Although there are hundreds of different water well drilling available nowadays as well as their uses, they are usually consist of almost the same parts. Read on and find out more.
The grooves spiraling beneath the flutes of the well which act as channels for material ejection. As the well penetrates deeper, the excess material is forced out through the flutes as the hole is drilled. The bigger the flute, the faster a well can expel material.
The spiral of the well is made up of its lips and flutes and refers to the rate of twist within the working half of the well. This, as aforementioned, controls the rate of material removal while drilling and the quality of the subsequent hole.
Lastly, is the well shank. This is the piece of the well that fits into your drill chuck. The shank is probably the most boring part of a drill well. It is, however, no less important to your drilling performance. It is mostly smooth and roundish and may also contain design features.
If you’ll remember from geometry, the diameter is the length of one end of a circle to the other. In other words, if you were to cut a hamburger in half, the length of the flat side of your now half hamburger would be its diameter.

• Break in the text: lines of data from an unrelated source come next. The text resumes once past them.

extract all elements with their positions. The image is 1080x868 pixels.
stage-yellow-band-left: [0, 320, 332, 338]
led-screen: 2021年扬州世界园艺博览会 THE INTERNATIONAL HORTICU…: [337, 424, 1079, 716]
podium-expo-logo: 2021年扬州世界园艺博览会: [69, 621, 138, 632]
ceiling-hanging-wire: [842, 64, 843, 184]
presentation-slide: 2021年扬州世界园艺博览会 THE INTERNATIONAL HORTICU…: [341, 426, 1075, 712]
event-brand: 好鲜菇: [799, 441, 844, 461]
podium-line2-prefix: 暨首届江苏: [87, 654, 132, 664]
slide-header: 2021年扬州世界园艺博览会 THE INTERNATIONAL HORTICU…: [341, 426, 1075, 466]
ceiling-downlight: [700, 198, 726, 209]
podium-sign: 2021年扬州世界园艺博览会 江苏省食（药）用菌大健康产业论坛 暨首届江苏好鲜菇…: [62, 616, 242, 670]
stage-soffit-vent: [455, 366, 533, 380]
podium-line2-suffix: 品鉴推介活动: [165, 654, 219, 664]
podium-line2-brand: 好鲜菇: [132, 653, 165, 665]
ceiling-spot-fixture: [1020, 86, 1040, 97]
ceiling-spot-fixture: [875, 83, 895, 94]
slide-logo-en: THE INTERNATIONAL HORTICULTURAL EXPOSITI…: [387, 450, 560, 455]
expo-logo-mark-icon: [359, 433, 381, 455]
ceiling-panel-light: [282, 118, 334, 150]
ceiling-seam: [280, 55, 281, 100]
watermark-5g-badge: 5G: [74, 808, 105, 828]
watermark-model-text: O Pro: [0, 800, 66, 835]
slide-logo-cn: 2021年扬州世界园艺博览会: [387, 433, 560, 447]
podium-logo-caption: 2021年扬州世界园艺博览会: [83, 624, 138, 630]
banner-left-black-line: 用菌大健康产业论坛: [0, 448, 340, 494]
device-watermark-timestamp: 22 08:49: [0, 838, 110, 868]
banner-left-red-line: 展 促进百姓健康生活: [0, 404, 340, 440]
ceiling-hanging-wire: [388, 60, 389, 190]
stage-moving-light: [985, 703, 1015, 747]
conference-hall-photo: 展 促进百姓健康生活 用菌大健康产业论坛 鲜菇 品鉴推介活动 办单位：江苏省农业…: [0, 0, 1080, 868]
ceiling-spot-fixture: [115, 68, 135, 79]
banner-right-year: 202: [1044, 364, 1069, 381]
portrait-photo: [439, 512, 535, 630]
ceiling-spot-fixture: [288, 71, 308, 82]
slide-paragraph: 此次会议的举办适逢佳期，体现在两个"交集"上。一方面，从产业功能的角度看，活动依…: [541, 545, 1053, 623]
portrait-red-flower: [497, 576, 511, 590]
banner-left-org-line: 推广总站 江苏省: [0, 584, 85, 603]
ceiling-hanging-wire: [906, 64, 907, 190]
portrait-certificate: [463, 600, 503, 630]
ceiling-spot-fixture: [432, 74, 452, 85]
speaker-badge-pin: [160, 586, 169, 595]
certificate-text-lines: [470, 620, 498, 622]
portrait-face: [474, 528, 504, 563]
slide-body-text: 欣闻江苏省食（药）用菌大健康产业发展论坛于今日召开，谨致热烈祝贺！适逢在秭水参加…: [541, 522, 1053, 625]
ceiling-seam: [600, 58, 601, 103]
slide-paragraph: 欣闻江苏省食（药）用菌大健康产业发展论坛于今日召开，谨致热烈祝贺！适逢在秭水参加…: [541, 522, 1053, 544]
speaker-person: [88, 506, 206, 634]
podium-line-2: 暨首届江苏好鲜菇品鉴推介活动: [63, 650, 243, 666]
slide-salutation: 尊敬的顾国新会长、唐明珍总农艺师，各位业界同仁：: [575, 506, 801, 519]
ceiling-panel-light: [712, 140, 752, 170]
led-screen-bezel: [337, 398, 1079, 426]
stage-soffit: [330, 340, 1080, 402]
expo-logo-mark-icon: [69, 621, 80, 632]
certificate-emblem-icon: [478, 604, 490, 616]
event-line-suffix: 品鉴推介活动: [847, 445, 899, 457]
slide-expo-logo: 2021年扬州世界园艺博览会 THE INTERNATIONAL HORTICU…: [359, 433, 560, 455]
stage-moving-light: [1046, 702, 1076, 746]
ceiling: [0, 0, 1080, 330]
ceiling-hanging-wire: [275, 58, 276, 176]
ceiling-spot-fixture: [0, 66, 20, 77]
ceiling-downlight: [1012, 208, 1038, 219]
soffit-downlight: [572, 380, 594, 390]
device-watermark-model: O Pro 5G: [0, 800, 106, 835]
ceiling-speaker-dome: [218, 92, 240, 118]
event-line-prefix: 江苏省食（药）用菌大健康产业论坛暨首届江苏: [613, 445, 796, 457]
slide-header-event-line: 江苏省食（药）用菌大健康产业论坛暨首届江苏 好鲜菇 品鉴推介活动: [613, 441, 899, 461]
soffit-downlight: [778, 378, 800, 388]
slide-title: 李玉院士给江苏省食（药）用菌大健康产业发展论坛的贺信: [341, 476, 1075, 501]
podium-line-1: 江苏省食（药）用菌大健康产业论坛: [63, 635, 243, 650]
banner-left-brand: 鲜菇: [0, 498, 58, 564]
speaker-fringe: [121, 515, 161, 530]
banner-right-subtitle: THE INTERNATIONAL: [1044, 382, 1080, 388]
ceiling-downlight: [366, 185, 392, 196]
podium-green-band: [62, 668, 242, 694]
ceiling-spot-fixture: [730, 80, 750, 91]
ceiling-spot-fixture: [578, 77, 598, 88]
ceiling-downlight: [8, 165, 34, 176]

Shank Diameter and Bit Diameter
So, the shank diameter is simply the measurement of the end of the shank. Your well diameter, then, is the measurement of the opposite end of the drill well- the less boring part, the tip.
Flute Length and Overall Length
The flute length is the length of the working half of the bit which excludes the shank. The overall length, then, refers to the length of the entire piece – shank and flute included.
Rate of Spiral
The rate of spiral refers to the width of the lips and flutes, or, the amount of vertical space the flute takes up between each lip and the lip takes up between each flute. This may also include the depth of a well.
Of course, there are much more types of measurement that are specific to the design of more complicated well – but, for the sake of basics, this provides a general groundwork that can be built upon as your experience grows.